Artikel 2.4, eerste lid, onderdeel c, voor zover dat onderdeel betrekking heeft op de artikelen 3, 4, eerste tot en met derde lid, 5, tweede lid, laatste alinea, en vierde lid, onderdelen a en b, en artikel 6, derde lid, van verordening (EG) nr. 852/2004

3

Artikel 2.4, eerste lid, onderdeel c, voor zover dat onderdeel betrekking heeft op artikel 5, eerste lid, van verordening (EG) nr. 852/2004

4

Artikel 2.4, eerste lid, onderdeel c, voor zover dat onderdeel betrekking heeft op de artikelen 5, vierde lid, onderdeel c, en 6, tweede lid, laatste alinea, van verordening (EG) nr. 852/2004

2

Artikel 2.4, eerste lid, onderdeel d

3

Artikel 2.4, eerste lid, onderdeel e

3

Artikel 2.4, eerste lid, onderdeel g, voor zover dat onderdeel betrekking heeft op de artikelen 2 en 4 van verordening (EG) nr. 2075/2005

4

Artikel 2.5

3

ARTIKEL II

In artikel 2.4, eerste lid, onderdeel e, van de Regeling dierlijke producten wordt ‘5, eerste lid, tweede lid, eerste alinea, en vijfde lid,’ vervangen door ‘5, eerste lid, tweede lid, eerste alinea, en vierde en vijfde lid’ en wordt ‘en 8 van verordening 2073/2005’ vervangen door: en 9 van verordening 2073/2005.

ARTIKEL III

De Regeling dierlijke bijproducten 2011 wordt ingetrokken.

ARTIKEL IV

Deze regeling treedt in werking met ingang van 1 juli 2013.

Deze regeling zal met de toelichting in de Staatscourant worden geplaatst.

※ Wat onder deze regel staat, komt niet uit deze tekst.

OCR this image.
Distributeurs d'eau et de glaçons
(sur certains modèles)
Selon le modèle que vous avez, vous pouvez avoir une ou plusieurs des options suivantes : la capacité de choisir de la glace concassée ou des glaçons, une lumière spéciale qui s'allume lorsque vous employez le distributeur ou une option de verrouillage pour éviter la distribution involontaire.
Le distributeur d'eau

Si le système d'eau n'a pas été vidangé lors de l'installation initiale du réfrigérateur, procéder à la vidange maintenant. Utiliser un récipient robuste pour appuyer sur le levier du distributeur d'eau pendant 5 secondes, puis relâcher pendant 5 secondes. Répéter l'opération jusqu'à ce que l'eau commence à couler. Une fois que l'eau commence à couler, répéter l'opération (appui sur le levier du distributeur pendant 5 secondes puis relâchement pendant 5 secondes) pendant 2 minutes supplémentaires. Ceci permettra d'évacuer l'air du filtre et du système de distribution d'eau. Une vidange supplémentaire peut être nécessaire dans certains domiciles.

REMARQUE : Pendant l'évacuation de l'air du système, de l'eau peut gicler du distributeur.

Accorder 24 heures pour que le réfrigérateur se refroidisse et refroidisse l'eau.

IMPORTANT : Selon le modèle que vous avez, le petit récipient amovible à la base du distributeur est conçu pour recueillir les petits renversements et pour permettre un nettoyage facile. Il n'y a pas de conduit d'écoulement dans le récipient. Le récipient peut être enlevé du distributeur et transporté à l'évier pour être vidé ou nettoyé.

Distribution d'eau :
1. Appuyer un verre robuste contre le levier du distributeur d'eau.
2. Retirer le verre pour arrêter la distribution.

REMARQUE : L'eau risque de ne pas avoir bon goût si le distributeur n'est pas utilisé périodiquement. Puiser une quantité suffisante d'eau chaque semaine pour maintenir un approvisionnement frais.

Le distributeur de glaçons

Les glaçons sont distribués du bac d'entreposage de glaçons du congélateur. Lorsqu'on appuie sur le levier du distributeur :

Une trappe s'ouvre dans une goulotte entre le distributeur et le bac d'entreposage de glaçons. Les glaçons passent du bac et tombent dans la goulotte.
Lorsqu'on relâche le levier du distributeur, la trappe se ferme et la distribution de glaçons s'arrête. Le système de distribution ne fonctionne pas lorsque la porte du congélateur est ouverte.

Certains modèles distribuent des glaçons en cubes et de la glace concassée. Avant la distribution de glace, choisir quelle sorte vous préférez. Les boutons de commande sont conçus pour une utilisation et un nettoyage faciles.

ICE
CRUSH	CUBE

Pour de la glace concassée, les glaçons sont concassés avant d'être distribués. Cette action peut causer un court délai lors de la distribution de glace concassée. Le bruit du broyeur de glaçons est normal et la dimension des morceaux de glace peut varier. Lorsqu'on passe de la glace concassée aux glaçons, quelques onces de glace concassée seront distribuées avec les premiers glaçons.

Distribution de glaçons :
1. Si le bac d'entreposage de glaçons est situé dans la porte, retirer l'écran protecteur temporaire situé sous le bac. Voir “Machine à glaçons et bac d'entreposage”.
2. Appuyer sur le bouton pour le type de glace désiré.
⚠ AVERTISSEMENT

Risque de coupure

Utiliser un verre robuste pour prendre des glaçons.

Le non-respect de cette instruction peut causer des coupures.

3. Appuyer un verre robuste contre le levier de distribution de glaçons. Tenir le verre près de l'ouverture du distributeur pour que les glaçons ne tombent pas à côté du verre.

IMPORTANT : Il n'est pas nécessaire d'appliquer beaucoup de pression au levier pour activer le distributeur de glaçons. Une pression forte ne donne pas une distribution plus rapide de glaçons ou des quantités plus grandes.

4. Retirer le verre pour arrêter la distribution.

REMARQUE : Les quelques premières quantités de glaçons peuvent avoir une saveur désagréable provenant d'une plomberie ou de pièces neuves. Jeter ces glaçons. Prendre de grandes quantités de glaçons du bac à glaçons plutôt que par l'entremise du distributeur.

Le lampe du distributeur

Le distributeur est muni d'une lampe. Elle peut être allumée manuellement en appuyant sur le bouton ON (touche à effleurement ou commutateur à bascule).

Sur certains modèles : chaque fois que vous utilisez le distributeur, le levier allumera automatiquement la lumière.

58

's-Gravenhage, 26 juni 2013

De Staatssecretaris van Economische Zaken, S.A.M. Dijksma

TOELICHTING

I. Algemeen

1. Inleiding

Op 1 januari 2013 is de Wet dieren in werking getreden. In die wet is een brede toepassing van handhaving door middel van een bestuurlijke boete geïntroduceerd, waarmee wordt bijgedragen aan een slagvaardige en efficiënte handhaving van de regels over gehouden dieren, dierlijke (bij)producten, diervoeders en diergeneesmiddelen.

De toepassing van de bestuurlijke boete als handhavingsinstrument wordt gefaseerd ingevoerd. De achtergrond hiervan is verder toegelicht in paragraaf 2.2 van de nota van toelichting bij het Besluit handhaving en overige zaken Wet dieren, hierna aangeduid als ‘het besluit’. De Regeling handhaving en overige zaken Wet dieren, die in het vervolg is aangeduid als ‘de regeling’, voorziet erin dat de bestuurlijke boete kan worden ingezet voor de handhaving van de voorschriften over diergeneesmiddelen, dierlijke bijproducten en diervoeders. Met deze wijzigingsregeling kan de bestuurlijke boete vanaf 1 juli 2013 ook gebruikt worden om voorschriften over vleesketen en voedselveiligheid te handhaven.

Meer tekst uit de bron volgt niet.